Safety concerns addressed at workshop
Mohave County Sheriff’s office operations were a major focus of the budget workshop the Board of Supervisors conducted on Friday, April 17. Sheriff Doug Schuster repeated many points previously made to demonstrate need of additional funding.
“We are seriously understaffed. We are under-compensated and our ability to serve the citizens of Mohave County is strained to say the least,” Schuster said. “We’re not as effective as we should be. There’s been public outcry to myself over and over and there’s been public outcry to this board for more staffing.”
Schuster said there’s been steady population growth during his 28-year run with the sheriff’s office and that calls for service have skyrocketed. Yet he has six fewer deputies on the streets today than the department deployed in 1992.
The sheriff told supervisors that accepted industry standards show that his department should have between 188 to 212 sworn officers to serve the county population, but that he only has 83, more than 100 positions below the norm. He said officer to inmate ratios are also dangerously high at the Adult Detention facility.
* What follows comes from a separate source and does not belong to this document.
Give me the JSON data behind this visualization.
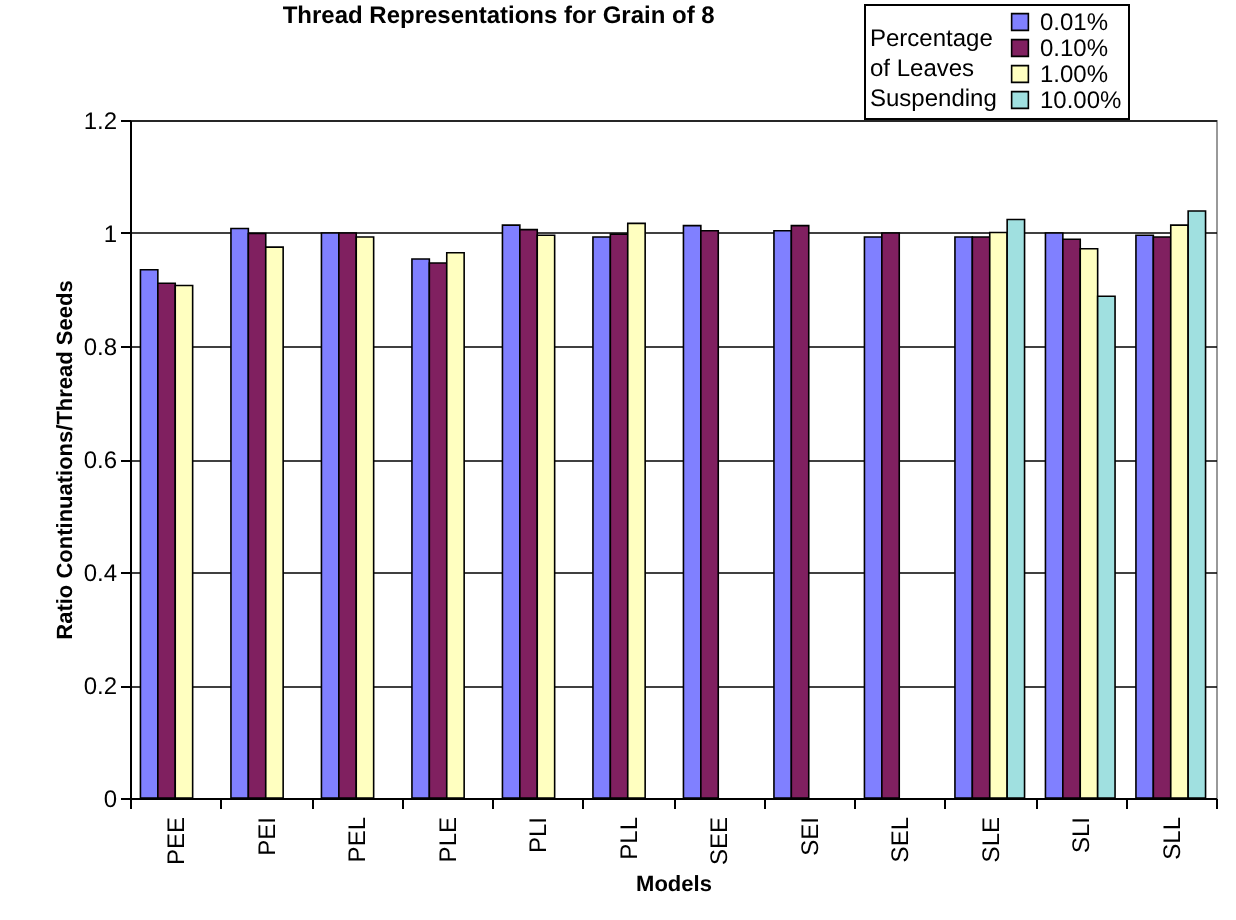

“We currently have one detention officer for every five inmates. The national average is one for every three,” he said. “It’s a major safety issue and clearly it has to be corrected.”
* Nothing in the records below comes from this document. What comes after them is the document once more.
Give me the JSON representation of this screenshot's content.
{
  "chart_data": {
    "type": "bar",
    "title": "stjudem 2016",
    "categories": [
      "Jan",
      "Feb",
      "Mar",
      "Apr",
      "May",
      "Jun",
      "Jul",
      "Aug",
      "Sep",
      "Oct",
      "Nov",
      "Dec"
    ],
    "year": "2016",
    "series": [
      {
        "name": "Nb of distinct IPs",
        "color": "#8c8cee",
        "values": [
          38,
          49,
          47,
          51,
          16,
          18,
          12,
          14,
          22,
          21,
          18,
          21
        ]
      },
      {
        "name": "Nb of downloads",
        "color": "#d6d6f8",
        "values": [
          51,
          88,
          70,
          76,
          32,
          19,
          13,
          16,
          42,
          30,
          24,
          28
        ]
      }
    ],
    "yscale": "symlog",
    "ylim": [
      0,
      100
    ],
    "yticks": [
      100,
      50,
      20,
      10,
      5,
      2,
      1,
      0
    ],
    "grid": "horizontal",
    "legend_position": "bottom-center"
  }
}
Board Chairman Hildy Angius agreed, referencing recent corrections incidents involving escape attempts, assaults and a synthetic opioid drug scare that sent five inmates to the hospital.
“I’m concerned about the jail and the staffing levels. And I think we’re seeing some things that are going wrong because of the staffing,” Angius said. “It’s very important for the safety of not only your officers but for the prisoners too, and everybody.”
Schuster concurs with a staff recommendation to increase his current $27-million budget by almost $1.6-million through use of a portion of a $6-million carryover of budgeted, but unspent monies.
Finance Director Coral Loyd explained that about $910,000 of the increase would be used to address personnel compression issues and that the budget increase would also provide sheriff’s personnel a 2.5% pay raise. Another $520,000 would fund six additional deputy positions.
Schuster presented supervisors with a ten-year plan to improve his department. He said the program would provide his department additional funding of almost $9.4-million over the decade, an average increase of $937,000 per year.
Supervisors expressed support for the sheriff and his department. Tentative budget adoption is scheduled Jun 3.